Aujourd’hui l’heure est à l’action et nous ne devons pas nous laisser intimider par les manœuvres d’une poignée d’hommes qui craignent pour leur pouvoir et leur argent. Toute l’horreur des attentats n’efface pas la misère, le racisme, les licenciements ; bien au contraire, cela met à jour les vraies motivations des dirigeants de ce monde. L’heure est à la mondialisation des luttes contre la guerre, contre l’oppression, contre le droit des plus forts à disposer des plus faibles. Pour en finir avec le terrorisme, il faut en finir avec ce qui l’a créé : le capitalisme. Mais la lutte doit être organisée et dirigée par les jeunes et les travailleurs qui sont en lutte.
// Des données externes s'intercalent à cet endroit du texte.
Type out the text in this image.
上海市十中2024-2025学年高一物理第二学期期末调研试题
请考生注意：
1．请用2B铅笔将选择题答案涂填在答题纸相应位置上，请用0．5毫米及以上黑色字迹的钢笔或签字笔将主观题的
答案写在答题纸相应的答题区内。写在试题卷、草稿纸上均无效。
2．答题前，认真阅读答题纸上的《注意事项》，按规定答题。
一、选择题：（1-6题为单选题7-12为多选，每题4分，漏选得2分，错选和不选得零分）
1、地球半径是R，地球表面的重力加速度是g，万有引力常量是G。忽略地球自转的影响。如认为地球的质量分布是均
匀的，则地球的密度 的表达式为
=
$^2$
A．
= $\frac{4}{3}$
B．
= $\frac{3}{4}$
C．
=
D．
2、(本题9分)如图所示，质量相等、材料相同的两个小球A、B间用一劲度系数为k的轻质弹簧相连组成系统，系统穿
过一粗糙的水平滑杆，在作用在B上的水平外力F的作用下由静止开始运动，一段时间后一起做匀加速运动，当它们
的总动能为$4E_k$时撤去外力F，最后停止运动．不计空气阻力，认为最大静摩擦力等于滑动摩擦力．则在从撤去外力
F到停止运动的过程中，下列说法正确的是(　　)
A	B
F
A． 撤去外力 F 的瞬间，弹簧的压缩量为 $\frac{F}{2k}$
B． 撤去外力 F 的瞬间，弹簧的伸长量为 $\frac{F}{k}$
Notre objectif pour les prochaines mobilisations en Belgique contre l’Union Européenne est d’empêcher le sommet de se réunir pour démontrer qu’il ne défend que les intérêts de la bourgeoisie.

Ce que nous appelons l’action directe n’a rien à voir avec le terrorisme, la violence gratuite, ni avec des actions symboliques : c’est une méthode politique militante. Les actions massives de protestation contre les sommets tels que le FMI, le G8, ou l’Union Européenne font perdre de la crédibilité à ces derniers et de l’autorité en montrant qu’ils ne sont pas soutenus par de grandes couches de la population. Cependant nous ne nous faisons pas d’illusion sur le fait que le simple blocage d’un sommet changera la face du monde. A contrario, un blocage vraiment efficace peut être une étape importante dans la construction du rapport de force nécessaire pour imposer une société juste. La réussite d’une telle action implique une forte mobilisation. Si une manifestation ne rassemble que quelques jeunes radicaux, il est aisé pour la police d’infiltrer ces groupes et de matraquer les participants, pour enfin les marginaliser et les criminaliser. C’est ce qu’ils ont voulu faire à Göteborg et à Gênes en s’appuyant sur des groupes anarchistes minoritaires. Pour éviter ces incidents il est nécessaire que les actions soient unitaires, c’est à dire qu’elles rassemblent les jeunes, les syndicats, les travailleurs, et démocratiques, c’est à dire contrôlées, co-organisées et librement consenties. Manifester tous ensemble augmente la force de frappe et permet d’éviter que de petits groupes ne monopolisent l’attention par des débordements isolés. Les médias n’attendent que ça pour jeter le discrédit sur le mouvement d’opposition au sommet européen. Vu que la répression policière est toujours possible, il est d’une importance cruciale que la manifestation soit bien organisée et préparée à contrer d’éventuelles attaques. Cela signifie que nous devrons prévoir des points d’appui juridique, médical, etc. Il faudra en outre un fort service d’ordre pour signifier clairement que les manifestants ne se laisseront pas faire. Si la violence devait quand même survenir, une manifestation bien organisée pourra veiller à ne pas donner l’image d’une succession d’incidents isolés. Il va de soi que nous devons nous défendre sérieusement.

Enfin, un appel au blocage implique aussi un engagement fort : il ne s’agit pas de mener une petite action symbolique, mais bien de mener des actions concrètes en vue de développements ultérieurs. Le véritable blocage des institutions capitalistes ne peut se faire qu’au moyen de grèves, de blocage de la production et des transport par les travailleurs et d’action de masse. Les grandes grèves des routiers en 96 et 97 ou la grève de novembre décembre 1995 ont montré que les travailleurs et les jeunes sont la véritable force sociale.

La fin de la présidence belge de l’Europe ne peut pas signifier celle du mouvement anti-mondialisation. Les actions de la deuxième moitié de cette année ne seront au contraire qu’un point de départ. Nous voulons y contribuer en mettant sur pied ou en élargissant des comités d’action et de mobilisation.